CORAI entre en action pour accompagner l’adaptation des littoraux aux changements globaux
Sous l’égide du CNRS, chercheurs, acteurs des territoires et partenaires socio-économiques du projet CORAI (Coastal resilience to global changes: multidimensional adaptation processes) se sont réunis les 9 et 10 septembre 2026 à l’IMREDD. Deux journées pour partager une vision commune, articuler les travaux à venir et poser les bases d’une recherche collective consacrée à l’adaptation et à la résilience des littoraux français, en métropole et à La Réunion, confrontés aux changements globaux, aux risques composites et à l’incertitude.
Érosion, submersion, anthropisation, évolution des usages, effets du changement climatique : les territoires littoraux sont confrontés à des pressions et transformations multiples qui nécessitent des approches systémiques et multidimensionnelles.
C’est précisément l’ambition du projet CORAI : proposer une approche de recherche intégrée pour produire de nouveaux éléments d’analyse et de compréhension, mais aussi accompagner concrètement les processus d’adaptation et de résilience des zones côtières françaises.

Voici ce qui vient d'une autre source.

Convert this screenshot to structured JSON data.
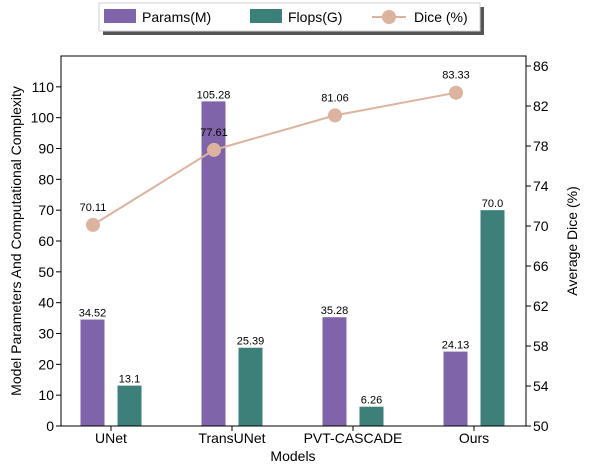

Pour y parvenir, CORAI réunit des équipes issues de plusieurs disciplines scientifiques et des partenaires socio-économiques directement impliqués dans les territoires. Les recherches associent sciences humaines et sociales, sciences de la Terre et de la mer et géomatique, avec une attention portée aux dimensions territoriales, sociales et environnementales de l’adaptation.
Mettre en mouvement un collectif national
Réunis à Nice, une vingtaine de participants sur place et une dizaine à distance ont pu confronter leurs approches, partager les attentes des territoires et préciser la manière dont les différentes composantes scientifiques et opérationnelles du projet vont collaborer et co-construire la connaissance.
Les responsables des différents Work Packages ont présenté leurs objectifs, leurs méthodes et leurs principales échéances. Une étape importante puisque les travaux de CORAI sont fortement interdépendants : les connaissances produites au sein de certains axes viendront progressivement alimenter les suivants.
Les échanges avec les partenaires socio-économiques ont également permis de replacer ces travaux dans les réalités rencontrées sur les différentes façades littorales étudiées.
Une feuille de route commune pour les prochaines années
Ce kick-off a également permis de partager et de valider le calendrier général du projet, ses premières échéances et son organisation collective.
Les échanges avec les représentants de l’ANR et du PEPR Risques ont permis de préciser le cadre de mise en œuvre de CORAI, tandis que plusieurs ateliers ont engagé le travail sur des sujets transversaux essentiels à la vie du projet : communication interne et externe, gestion des données de recherche, publications scientifiques et recrutements.
CORAI dispose ainsi désormais d’une feuille de route partagée pour faire avancer en synergie des équipes scientifiques, institutionnelles et territoriales réparties sur plusieurs régions françaises.
Une première étape pour un projet qui se poursuivra jusqu’en 2030 avec un même fil conducteur : mieux comprendre les transformations des littoraux pour construire des stratégies d’adaptation adaptées à leur complexité et à leur diversité.
Le consortium CORAI
Établissements et équipes scientifiques impliqués. CNRS (coordination), Géoazur, Géographie-cités, Université Côte d’Azur et IMREDD, Nantes Université, Université de La Réunion, Université de Versailles Saint-Quentin-en-Yvelines, Sorbonne Université, Université Paris 1 Panthéon-Sorbonne, Cerema, LPPL, CEARC, ENTROPIE et Espace-Dev.
Partenaires socio-économiques et acteurs des territoires. Le Havre Seine Métropole, Métropole Nice Côte d’Azur, Agence d’Urbanisme Azuréenne, Agence d’Urbanisme Le Havre Estuaire de la Seine (AURH), Association Internationale Villes et Ports (AIVP), DDTM des Alpes-Maritimes, DEAL de La Réunion, Observatoire du Littoral de La Réunion, Réseau d’Observation du Littoral de Normandie et des Hauts-de-France et Nommos Architecture et Urbanisme.
Ce projet bénéficie d’une aide de l’État gérée par l’Agence Nationale de la Recherche (ANR) au titre de France 2030 portant la référence « ANR-25-EXIR-0004.